Cuando alguien espera meses para una prueba diagnóstica, sufre más que una demora: es una forma silenciosa de discriminación que deteriora el proyecto de vida de una persona y aumenta su sensación de vulnerabilidad y abandono. Del mismo modo, cuando las comunidades rurales carecen de servicios integrales o cuando las mujeres encuentran barreras sistemáticas para recibir atención adecuada, se vulneran los principios más básicos de la justicia social.
Atender a las poblaciones vulnerables no es una concesión moral, sino una obligación democrática. Las sociedades que redistribuyen recursos para garantizar el derecho a la salud son sociedades que orientan su rumbo con los Derechos Humanos como brújula.
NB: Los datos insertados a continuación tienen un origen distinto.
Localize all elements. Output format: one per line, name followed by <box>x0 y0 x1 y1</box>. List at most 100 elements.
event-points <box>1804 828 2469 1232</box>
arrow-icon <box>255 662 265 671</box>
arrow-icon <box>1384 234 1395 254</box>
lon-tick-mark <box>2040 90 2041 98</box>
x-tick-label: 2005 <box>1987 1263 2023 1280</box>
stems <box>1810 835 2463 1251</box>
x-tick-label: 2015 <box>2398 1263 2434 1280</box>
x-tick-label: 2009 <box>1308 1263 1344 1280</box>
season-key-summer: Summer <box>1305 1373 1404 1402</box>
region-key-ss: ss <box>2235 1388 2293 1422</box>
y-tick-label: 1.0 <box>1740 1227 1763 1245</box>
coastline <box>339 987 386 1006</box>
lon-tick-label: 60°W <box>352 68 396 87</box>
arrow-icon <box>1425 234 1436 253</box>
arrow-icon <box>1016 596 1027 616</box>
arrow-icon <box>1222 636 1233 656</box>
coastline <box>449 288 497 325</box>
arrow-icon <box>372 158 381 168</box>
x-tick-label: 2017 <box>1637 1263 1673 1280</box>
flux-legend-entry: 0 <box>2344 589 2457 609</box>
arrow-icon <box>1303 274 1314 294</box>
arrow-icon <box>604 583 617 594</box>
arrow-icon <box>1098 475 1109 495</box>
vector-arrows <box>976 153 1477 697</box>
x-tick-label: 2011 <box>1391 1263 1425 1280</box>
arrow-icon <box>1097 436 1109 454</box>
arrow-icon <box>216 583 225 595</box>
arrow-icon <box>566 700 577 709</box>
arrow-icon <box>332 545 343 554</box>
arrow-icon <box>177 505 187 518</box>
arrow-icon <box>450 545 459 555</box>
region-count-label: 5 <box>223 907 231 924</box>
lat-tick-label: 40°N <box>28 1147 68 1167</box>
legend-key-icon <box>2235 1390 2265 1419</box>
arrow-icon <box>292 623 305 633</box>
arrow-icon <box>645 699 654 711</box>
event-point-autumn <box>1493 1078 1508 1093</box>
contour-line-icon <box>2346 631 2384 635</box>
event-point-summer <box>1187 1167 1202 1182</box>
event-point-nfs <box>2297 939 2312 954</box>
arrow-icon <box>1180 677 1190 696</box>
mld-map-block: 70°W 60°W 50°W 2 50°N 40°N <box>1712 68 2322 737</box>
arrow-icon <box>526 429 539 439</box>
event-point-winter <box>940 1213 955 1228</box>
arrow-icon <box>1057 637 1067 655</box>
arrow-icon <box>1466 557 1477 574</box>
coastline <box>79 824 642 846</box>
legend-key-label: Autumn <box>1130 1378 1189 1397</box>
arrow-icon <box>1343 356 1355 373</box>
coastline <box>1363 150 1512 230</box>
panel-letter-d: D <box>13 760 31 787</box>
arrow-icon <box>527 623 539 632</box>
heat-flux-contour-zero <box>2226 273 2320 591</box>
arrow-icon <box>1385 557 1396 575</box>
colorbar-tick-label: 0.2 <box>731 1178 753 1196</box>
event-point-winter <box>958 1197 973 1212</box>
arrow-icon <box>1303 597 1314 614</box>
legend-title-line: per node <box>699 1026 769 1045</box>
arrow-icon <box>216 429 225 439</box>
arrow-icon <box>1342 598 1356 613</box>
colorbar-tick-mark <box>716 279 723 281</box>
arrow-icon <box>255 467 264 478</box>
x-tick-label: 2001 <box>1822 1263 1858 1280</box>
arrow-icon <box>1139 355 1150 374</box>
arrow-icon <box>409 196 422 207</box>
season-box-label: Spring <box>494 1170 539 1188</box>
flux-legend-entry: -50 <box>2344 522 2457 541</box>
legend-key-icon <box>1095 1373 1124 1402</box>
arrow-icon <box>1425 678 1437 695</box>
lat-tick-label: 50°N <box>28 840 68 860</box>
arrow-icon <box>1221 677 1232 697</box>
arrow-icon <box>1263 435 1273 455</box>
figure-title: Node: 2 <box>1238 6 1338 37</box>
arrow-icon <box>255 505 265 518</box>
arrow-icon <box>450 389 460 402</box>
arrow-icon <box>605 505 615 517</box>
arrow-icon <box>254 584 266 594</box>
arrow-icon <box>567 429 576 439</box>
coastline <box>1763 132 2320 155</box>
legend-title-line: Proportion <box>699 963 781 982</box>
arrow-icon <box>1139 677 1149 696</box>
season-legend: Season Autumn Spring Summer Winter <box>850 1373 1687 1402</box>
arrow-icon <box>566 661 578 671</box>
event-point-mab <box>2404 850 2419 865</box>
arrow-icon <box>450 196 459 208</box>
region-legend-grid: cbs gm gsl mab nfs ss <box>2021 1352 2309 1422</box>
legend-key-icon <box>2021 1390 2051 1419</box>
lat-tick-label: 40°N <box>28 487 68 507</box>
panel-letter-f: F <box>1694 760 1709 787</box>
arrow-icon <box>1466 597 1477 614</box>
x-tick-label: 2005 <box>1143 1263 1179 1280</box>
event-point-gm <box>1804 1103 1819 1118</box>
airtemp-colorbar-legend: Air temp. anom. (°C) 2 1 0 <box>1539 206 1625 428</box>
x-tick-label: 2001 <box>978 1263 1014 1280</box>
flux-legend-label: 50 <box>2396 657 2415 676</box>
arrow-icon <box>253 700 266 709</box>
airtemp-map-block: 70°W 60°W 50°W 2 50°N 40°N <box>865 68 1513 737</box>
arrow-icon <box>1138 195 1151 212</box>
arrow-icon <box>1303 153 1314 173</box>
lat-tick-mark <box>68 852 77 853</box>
Estado de Derecho: derechos exigibles, no promesas
La salud es un derecho humano. Sin embargo, un derecho solo existe plenamente cuando puede exigirse mediante marcos normativos claros, instituciones sólidas y sistemas de supervisión independientes.
El Estado de Derecho se expresa cuando una persona puede exigir una atención digna, segura y de calidad, y cuando el sistema responde con garantías. Se expresa cuando los fallos se investigan y se corrigen, no cuando se ocultan o relativizan. Se expresa cuando la toma de decisiones se basa en evidencia y criterios técnicos, no en cálculos partidistas o cortoplacistas.
En un contexto global marcado por la polarización y por discursos que erosionan la confianza en lo público, defender el derecho a la salud es defender la legitimidad de las instituciones democráticas. Y hacerlo no implica negar problemas, sino afrontarlos con rigor, datos y voluntad de mejora.
Un compromiso renovado
Conmemorar el Día de los Derechos Humanos no consiste en repetir consignas, sino en preguntarnos con honestidad si cumplimos lo que decimos defender. La salud debe ocupar un lugar central en esa reflexión.
Garantizar ese derecho exige inversión suficiente, planificación, escucha activa, políticas de largo plazo y un compromiso social capaz de resistir los vaivenes de una agenda política orientada a ciclos electorales. Exige, sobre todo, asumir que los Derechos Humanos no se conservan por inercia: se defienden cada día.
En un mundo en el que las crisis sanitarias, sociales y climáticas se entrelazan, proteger la salud es la clave para sostener democracias fuertes y el modo más honesto de honrar la promesa universal de la dignidad humana.
Hoy, más que nunca, recordar el espíritu del 10 de diciembre es recordar que sin salud no hay derechos plenos; y sin derechos, no hay un futuro común.